There was a significant 2-way interaction between TIME AWAKE and AGE on mean RT (F 4, 1702 = 2.38, P = 0.0495) and on the number of lapses (F 4, 1651 = 12.36, P < 0.0001), with older subjects having faster RTs and fewer lapses than younger subjects as time awake increased (see Figure 2, panels B and C). Post hoc analyses revealed that older subjects had significantly fewer lapses than young subjects in the 2-h TIME AWAKE bin (F 1, 1651 = 5.48, P = 0.0193).
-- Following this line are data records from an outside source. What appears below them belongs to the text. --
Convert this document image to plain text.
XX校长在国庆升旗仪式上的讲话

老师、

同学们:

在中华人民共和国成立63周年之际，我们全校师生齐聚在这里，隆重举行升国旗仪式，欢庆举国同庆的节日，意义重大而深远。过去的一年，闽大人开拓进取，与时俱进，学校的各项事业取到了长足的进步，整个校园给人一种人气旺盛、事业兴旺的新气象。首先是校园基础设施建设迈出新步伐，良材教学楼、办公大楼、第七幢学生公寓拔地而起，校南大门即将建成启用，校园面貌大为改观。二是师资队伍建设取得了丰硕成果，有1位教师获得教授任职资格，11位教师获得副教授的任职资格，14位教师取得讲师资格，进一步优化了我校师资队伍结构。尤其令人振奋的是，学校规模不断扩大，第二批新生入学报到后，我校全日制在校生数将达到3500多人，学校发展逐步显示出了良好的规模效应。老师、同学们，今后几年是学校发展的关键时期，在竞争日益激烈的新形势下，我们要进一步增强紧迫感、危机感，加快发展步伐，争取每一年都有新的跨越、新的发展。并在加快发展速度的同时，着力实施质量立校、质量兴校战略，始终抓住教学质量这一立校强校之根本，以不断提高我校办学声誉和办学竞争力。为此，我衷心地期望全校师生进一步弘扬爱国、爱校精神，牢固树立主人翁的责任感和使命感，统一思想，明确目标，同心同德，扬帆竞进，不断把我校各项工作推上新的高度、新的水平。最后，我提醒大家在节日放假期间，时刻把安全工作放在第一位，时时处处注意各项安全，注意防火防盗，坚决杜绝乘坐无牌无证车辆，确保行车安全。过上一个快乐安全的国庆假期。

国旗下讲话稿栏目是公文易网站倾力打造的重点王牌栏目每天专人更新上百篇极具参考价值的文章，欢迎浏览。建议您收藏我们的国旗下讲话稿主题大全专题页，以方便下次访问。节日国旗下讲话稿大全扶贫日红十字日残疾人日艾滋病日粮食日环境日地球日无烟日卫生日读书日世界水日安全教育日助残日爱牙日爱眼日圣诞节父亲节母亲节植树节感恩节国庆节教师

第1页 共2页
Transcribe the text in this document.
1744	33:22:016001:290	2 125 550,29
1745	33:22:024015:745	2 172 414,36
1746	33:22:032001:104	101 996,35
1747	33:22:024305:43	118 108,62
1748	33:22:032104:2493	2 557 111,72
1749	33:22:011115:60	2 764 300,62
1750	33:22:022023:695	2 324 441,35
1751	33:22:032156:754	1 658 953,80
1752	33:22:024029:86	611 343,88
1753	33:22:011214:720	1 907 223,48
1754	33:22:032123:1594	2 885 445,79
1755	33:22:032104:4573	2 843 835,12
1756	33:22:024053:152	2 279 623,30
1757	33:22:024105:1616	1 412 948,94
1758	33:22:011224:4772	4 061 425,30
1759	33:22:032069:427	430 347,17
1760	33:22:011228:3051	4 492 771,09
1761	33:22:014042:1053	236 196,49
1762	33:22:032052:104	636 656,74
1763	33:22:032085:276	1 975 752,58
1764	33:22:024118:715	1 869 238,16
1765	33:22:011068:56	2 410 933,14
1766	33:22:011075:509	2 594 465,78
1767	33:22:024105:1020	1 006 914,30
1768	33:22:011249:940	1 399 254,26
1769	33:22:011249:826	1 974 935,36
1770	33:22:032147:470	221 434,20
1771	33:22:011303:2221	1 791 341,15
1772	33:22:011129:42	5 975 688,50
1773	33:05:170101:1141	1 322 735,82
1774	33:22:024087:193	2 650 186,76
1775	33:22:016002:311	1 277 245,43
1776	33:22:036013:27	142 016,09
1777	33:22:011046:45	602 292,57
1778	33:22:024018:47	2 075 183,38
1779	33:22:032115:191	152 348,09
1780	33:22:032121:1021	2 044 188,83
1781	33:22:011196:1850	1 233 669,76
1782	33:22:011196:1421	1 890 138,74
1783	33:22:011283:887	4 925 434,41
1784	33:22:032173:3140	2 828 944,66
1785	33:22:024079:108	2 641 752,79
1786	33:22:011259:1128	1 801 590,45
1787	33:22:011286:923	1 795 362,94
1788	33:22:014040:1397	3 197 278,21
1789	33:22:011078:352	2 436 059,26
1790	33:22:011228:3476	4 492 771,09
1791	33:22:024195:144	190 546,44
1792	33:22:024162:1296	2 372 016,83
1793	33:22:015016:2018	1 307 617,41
There was a significant CIRCADIAN PHASE and AGE interaction on the number of lapses (F 5, 1651 = 11.83, P < 0.0001), with older subjects having fewer lapses across circadian phases. Post hoc tests revealed that older subjects had significantly fewer lapses in the 180° phase bin (F 1, 1651 = 4.19, P = 0.0409) and the 240° phase bin (F 1, 1651 = 5.98, P = 0.0146; see Figure 3, panel C), times equivalent to the late biological day/early biological evening under entrained conditions.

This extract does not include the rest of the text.